JSON A compact serialisation format that is also legal JavaScript syntax.  This is very easy to create using PHP in the server.
TXT Unstructured data using any proprietary schema you want, or none at all.

To implement remote monitoring, with HTTPD, build a web page (I would recommend using PHP). Let that code call out to the command line environment and execute a command there. Capture the result and output that as the page contents.

The individual components are quite simple to build and we will examine several examples of those in upcoming articles.

Using curl and wget

The curl and wget tools can communicate with remote systems and are easy to use. These commands could send a request to the status URL in your web server and store the result in a temporary file for processing locally.

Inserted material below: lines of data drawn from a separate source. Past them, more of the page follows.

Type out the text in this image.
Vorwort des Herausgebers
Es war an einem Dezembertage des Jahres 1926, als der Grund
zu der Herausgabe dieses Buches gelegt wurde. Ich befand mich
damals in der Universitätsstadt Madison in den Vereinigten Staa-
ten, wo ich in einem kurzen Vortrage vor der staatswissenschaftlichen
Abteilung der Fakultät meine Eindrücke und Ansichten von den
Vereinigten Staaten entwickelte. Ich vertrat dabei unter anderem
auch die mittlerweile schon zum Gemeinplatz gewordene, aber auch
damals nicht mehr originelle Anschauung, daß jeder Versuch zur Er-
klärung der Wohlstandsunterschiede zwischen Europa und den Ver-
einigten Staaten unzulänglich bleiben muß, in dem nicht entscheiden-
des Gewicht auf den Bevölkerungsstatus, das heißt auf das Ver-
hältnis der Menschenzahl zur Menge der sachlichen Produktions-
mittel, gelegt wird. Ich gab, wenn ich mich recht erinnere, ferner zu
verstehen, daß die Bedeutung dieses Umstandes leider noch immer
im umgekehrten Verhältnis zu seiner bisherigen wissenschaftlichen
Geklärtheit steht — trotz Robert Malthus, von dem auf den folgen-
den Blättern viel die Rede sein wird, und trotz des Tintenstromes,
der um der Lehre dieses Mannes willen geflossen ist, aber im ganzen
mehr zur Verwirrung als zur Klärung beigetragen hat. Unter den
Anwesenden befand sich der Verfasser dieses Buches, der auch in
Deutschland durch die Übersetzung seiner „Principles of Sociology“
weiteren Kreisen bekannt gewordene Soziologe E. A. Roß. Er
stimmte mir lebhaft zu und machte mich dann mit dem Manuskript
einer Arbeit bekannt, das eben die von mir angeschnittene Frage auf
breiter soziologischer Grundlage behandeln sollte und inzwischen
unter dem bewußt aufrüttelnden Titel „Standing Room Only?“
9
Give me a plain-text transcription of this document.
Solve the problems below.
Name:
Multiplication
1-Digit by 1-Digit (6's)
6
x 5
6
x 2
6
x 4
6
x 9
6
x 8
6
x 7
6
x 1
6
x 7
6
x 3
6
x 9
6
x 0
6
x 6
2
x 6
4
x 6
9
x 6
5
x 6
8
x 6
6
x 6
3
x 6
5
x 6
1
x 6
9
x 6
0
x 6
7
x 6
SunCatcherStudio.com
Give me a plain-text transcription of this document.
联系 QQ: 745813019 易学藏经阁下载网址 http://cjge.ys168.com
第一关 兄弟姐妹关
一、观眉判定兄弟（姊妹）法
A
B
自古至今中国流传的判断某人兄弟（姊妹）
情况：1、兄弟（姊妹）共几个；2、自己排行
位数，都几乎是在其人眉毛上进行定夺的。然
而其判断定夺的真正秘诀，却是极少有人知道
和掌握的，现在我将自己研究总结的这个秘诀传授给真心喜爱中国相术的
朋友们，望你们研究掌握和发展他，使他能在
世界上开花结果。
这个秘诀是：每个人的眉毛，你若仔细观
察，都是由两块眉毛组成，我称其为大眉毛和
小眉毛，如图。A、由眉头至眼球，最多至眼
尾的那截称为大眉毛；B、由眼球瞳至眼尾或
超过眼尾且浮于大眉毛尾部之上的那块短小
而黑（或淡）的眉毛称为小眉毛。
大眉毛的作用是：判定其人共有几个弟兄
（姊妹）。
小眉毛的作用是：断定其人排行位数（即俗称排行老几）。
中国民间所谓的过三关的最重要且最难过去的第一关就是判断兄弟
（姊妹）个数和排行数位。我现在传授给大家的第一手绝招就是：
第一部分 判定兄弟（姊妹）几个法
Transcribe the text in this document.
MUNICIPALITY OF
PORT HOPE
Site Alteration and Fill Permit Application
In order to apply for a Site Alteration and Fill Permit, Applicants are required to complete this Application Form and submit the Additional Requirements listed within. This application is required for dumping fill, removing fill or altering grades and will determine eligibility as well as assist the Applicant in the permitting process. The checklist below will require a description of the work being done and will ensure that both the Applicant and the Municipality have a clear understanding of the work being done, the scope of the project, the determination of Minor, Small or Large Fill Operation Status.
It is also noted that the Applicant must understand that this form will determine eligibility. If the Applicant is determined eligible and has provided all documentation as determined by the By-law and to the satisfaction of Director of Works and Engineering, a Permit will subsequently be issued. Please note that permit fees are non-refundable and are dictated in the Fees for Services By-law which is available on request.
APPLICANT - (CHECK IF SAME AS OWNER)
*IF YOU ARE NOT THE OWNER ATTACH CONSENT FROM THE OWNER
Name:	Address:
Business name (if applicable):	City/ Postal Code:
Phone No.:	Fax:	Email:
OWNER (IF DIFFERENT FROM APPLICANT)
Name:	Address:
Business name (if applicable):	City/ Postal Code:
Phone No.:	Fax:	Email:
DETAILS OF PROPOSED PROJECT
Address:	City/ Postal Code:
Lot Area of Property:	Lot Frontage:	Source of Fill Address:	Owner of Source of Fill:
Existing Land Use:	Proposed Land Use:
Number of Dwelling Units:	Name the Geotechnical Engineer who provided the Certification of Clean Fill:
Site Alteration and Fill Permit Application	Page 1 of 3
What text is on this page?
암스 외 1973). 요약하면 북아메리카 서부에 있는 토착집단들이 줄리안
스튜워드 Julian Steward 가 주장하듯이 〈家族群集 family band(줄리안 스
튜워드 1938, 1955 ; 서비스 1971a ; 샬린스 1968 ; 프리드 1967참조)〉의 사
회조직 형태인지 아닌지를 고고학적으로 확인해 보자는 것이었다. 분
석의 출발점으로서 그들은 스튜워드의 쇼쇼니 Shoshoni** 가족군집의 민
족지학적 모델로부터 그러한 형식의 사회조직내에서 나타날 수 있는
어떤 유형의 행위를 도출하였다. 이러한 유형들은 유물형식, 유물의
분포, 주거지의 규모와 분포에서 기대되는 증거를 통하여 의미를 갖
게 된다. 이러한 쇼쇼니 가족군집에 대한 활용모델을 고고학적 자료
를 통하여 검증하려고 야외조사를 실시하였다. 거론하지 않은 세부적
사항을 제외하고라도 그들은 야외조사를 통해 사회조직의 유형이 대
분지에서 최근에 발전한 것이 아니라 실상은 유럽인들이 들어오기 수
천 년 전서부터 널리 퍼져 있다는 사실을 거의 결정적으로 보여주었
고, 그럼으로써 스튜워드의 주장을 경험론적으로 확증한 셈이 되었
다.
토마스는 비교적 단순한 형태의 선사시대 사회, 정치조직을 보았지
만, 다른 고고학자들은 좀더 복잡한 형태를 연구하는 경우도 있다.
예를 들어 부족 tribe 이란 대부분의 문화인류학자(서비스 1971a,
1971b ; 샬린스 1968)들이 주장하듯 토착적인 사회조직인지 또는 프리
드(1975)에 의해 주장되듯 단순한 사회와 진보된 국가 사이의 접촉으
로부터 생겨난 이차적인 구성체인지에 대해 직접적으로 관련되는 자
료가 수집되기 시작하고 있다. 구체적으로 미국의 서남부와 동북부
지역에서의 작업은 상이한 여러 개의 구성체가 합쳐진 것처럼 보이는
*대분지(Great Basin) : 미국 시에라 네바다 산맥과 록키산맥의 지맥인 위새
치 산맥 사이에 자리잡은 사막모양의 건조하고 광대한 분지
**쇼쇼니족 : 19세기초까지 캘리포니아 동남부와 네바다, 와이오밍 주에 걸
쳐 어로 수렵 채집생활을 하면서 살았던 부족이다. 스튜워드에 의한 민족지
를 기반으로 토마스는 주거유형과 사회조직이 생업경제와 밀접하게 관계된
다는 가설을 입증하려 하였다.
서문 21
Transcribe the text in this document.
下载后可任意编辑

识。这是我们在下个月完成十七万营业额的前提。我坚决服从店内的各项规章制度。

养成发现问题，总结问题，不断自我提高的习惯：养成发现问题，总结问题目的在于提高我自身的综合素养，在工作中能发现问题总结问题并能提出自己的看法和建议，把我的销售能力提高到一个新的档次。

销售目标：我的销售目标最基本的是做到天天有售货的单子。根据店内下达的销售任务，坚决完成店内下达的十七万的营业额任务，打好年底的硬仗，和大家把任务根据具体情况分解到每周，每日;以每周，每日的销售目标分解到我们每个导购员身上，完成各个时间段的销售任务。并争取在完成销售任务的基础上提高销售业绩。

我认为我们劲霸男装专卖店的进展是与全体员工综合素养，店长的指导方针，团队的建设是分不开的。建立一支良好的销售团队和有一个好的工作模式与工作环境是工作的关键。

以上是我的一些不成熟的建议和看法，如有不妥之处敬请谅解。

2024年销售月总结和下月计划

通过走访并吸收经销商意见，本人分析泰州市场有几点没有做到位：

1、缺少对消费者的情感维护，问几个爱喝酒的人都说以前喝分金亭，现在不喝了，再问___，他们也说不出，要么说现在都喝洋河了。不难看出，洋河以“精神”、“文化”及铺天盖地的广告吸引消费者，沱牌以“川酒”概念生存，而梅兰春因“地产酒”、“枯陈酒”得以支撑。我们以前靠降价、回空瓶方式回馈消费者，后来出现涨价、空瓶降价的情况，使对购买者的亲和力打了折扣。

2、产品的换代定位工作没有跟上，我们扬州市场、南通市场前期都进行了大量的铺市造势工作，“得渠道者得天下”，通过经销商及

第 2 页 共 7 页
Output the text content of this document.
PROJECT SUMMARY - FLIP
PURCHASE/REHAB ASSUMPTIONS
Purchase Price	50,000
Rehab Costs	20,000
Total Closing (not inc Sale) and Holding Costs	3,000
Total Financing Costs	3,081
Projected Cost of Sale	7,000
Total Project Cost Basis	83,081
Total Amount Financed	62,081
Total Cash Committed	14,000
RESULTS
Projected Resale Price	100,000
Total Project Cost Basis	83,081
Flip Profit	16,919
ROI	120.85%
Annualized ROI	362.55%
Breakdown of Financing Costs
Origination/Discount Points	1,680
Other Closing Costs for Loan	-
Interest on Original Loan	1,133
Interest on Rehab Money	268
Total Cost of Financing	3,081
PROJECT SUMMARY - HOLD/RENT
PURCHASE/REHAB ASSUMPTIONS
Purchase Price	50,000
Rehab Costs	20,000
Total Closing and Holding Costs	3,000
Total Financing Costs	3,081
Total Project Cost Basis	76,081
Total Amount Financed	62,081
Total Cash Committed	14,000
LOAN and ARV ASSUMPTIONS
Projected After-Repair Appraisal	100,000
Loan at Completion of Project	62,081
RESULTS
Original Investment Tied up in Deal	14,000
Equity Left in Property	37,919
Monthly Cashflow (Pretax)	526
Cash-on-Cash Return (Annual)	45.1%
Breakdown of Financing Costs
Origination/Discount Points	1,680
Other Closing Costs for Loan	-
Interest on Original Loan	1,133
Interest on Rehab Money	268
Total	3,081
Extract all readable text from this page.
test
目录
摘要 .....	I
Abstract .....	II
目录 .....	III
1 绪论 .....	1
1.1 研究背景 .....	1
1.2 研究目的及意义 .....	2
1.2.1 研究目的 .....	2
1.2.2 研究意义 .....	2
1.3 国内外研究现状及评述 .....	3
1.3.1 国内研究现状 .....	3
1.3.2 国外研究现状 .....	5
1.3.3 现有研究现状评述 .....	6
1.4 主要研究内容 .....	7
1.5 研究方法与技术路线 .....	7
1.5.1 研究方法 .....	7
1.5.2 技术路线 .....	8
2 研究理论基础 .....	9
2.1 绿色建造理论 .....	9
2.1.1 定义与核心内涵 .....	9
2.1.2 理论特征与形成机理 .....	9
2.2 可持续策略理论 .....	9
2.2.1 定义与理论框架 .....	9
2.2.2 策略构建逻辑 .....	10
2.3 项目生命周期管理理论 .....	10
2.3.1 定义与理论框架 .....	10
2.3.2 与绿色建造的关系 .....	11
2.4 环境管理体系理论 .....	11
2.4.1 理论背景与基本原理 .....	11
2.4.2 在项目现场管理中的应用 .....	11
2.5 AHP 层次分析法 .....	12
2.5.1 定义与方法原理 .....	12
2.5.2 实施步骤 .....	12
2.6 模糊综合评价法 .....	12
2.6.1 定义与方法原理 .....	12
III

The wget tool is primarily designed to download webpages.  It can use HTTP, HTTPS or FTP protocols to access the contents of a remote web server.

The curl tool is designed for transferring files of any kind and can use more sophisticated mechanisms. It can access remote resources with secure copy, SMB file sharing as well as all the protocols that wget supports.  You could also use curl to fetch mail messages from a mail server using the POP3 protocol.

The two tools are often confused with each other because both will retrieve webpages. The curl tool is much more powerful than wget and is useful for accessing many more remote resources than wget can reach.

Here is an example of using wget to retrieve a web page:

wget -O d_space.txt https://www.***.com/d_space.php

We could use curl to do the same thing:

curl -o d_space.txt https://www.***.com/d_space.php

Note that the output filename option flags are different for each command. The file is saved in the current working directory in the d_space.txt file.

Because we are using HTTP connections via port 80, this can work-around port mapping problems that you might have with other protocols.  Port 80 is often opened on routers for access to web pages hosted on servers in another sub-net.

The curl command can upload files to a remote location via the SMB file sharing protocol but with wget, you could only do that using the HTTP POST protocol as if you were submitting a form.

Clearly curl is much more powerful but wget is simpler to use for many tasks. We will take a deeper dive into what wget and curl can do in a later article.

Conclusion

Integrating our individual computers and devices so they behave like a single system becomes more practical with messages and calls to action moving around the system automatically.

In the next few articles we will explore how the UNIX command line environment can amplify your skills with these tools.  For example, you can:

• Install a shared key on a remote system to simplify using ssh.
• Redirect the output into a file.
• Filter and edit the results.
• Chain multiple tools together to execute a pipeline in one call to action.
• Wrap commands into a script and call them like you might use a macro in MS office.
• Schedule the execution of scripts on a regular basis.